Lai Wah Co, Bank of England Deputy Agent for Greater London, writes for westlondon.com following the publication of the latest Inflation report by the Bank of England.
The Bank of England has been providing significant monetary support to the UK economy for more than a decade.
But we’ve seen inflation rise above the Bank’s 2% target since the big fall in sterling following the Brexit vote, which pushed up both import costs and shop prices.
At the same time, the weaker pound has helped increase the competitiveness of some UK exports, when demand is being supported by strong growth in Europe, the United States and other countries.
This should encourage exporters to invest and recruit more staff.
We have seen some evidence of this happening, but the pick-up in investment has been weaker than otherwise based on past experience. Uncertainty surrounding Brexit has dampened investment plans for some companies.
Over the past year, prices have been rising faster than wages, squeezing the spending power of households. The good news is that we think that squeeze is likely to start easing.
The unemployment rate is now at its lowest level since 1975. And there are a lot of job vacancies. Our London business contacts tell us that it is difficult to recruit and retain workers, which is leading some to offer higher wages.
And that can also lead to inflation, as businesses look to recoup their increased costs through higher prices.
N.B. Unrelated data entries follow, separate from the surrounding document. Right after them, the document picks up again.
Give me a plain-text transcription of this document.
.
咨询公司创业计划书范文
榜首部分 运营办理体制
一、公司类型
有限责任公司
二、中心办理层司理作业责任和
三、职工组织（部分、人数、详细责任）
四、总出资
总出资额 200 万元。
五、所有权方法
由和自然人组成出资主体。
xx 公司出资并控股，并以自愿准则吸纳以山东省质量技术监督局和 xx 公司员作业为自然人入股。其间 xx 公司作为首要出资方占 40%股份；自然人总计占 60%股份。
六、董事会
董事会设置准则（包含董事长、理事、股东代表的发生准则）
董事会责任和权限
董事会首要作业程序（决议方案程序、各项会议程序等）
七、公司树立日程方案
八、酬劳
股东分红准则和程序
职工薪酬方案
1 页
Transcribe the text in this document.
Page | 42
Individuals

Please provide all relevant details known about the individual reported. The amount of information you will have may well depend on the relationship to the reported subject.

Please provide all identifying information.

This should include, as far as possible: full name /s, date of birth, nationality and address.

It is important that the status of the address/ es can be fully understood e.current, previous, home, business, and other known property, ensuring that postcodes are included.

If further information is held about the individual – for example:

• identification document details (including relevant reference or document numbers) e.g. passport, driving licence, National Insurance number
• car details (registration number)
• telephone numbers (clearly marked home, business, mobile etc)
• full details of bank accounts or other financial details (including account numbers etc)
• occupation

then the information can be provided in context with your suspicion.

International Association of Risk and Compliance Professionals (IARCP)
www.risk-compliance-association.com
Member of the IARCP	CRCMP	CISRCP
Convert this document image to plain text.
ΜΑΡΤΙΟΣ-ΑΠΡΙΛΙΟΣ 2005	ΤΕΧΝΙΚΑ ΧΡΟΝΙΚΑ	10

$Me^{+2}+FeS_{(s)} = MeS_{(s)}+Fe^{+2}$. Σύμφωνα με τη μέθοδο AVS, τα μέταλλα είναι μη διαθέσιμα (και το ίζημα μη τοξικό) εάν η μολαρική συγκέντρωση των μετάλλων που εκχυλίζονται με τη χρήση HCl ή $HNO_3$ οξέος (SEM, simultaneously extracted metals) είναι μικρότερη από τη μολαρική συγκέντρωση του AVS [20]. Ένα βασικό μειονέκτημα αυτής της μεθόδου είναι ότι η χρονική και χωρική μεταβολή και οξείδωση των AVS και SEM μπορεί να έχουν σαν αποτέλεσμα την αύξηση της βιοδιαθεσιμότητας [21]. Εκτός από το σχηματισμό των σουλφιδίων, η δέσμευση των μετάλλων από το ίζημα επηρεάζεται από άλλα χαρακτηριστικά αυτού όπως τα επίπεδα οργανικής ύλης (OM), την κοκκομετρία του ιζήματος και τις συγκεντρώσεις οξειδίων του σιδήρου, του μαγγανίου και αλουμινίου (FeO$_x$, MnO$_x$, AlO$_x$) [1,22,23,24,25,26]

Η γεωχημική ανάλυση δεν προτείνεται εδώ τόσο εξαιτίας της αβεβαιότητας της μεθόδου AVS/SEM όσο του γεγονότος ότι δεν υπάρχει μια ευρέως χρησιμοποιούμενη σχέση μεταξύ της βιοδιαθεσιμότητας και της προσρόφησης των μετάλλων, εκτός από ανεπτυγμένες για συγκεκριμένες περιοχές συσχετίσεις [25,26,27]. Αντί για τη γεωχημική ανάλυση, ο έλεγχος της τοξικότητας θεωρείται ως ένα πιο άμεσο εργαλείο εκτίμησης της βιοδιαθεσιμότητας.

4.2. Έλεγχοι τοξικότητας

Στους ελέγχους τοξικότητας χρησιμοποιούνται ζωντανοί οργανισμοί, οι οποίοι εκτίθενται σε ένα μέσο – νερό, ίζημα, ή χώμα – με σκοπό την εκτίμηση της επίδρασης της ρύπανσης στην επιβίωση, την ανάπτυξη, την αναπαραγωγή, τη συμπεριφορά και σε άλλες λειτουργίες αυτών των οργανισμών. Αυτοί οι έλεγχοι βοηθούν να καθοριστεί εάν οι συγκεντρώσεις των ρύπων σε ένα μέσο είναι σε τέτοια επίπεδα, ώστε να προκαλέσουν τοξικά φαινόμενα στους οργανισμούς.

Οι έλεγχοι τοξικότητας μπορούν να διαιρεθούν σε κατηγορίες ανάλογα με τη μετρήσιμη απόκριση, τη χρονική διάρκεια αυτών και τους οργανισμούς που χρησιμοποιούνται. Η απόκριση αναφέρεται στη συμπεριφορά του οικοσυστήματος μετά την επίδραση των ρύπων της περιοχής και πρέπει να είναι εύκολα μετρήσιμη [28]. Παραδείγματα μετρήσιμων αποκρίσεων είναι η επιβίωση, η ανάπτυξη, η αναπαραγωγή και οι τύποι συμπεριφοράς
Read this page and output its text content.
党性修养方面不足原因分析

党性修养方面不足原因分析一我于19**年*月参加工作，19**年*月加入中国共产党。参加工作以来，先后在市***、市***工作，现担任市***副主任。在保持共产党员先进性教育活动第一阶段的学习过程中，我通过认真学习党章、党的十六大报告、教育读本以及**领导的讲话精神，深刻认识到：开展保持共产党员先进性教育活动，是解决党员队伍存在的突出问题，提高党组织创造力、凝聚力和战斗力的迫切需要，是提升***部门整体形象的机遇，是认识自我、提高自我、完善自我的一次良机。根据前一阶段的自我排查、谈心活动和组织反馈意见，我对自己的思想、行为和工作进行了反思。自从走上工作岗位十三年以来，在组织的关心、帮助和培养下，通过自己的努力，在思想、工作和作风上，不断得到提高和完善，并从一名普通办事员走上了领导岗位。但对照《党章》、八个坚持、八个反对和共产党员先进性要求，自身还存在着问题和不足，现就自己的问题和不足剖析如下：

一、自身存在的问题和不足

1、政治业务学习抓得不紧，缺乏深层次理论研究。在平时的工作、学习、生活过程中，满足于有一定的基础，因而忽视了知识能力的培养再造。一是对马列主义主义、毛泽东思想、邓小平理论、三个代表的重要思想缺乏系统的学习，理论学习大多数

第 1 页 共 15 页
Given these inflationary pressures, the Bank thinks carefully about whether the level of support we’re providing to the economy is appropriate.
If we set interest rates too low, the economy will grow too fast, keeping inflation above our 2% target.
But if we set interest rates too high or raise them too rapidly then growth will be too slow, and inflation could fall below target.
Put another way, we try to keep the economy growing at its ‘speed limit’.
We think the current annual growth speed limit of the UK economy is around 1.5% but our latest forecast suggests we are on track to grow a bit faster than that.
So we think the economy needs a little less support from us.
Last November we raised the official interest rate, known as Bank Rate, from 0.25% to 0.5%.
Although the Bank’s Monetary Policy Committee voted to keep rates at 0.5% this month, they also indicated that, if the economy performs as expected, rate rises would be necessary to prevent the economy from overheating.
But they also stressed that any further rises are likely to be at a gradual pace and to a limited extent. So interest rates are likely to remain substantially lower than a decade ago.
This isn’t a case of putting the brakes on; we’re just easing the foot off the accelerator a little.
And we’re doing that because, ten years on from the financial crisis, the economy is finally returning to normal. That’s got to be welcome news for households and businesses.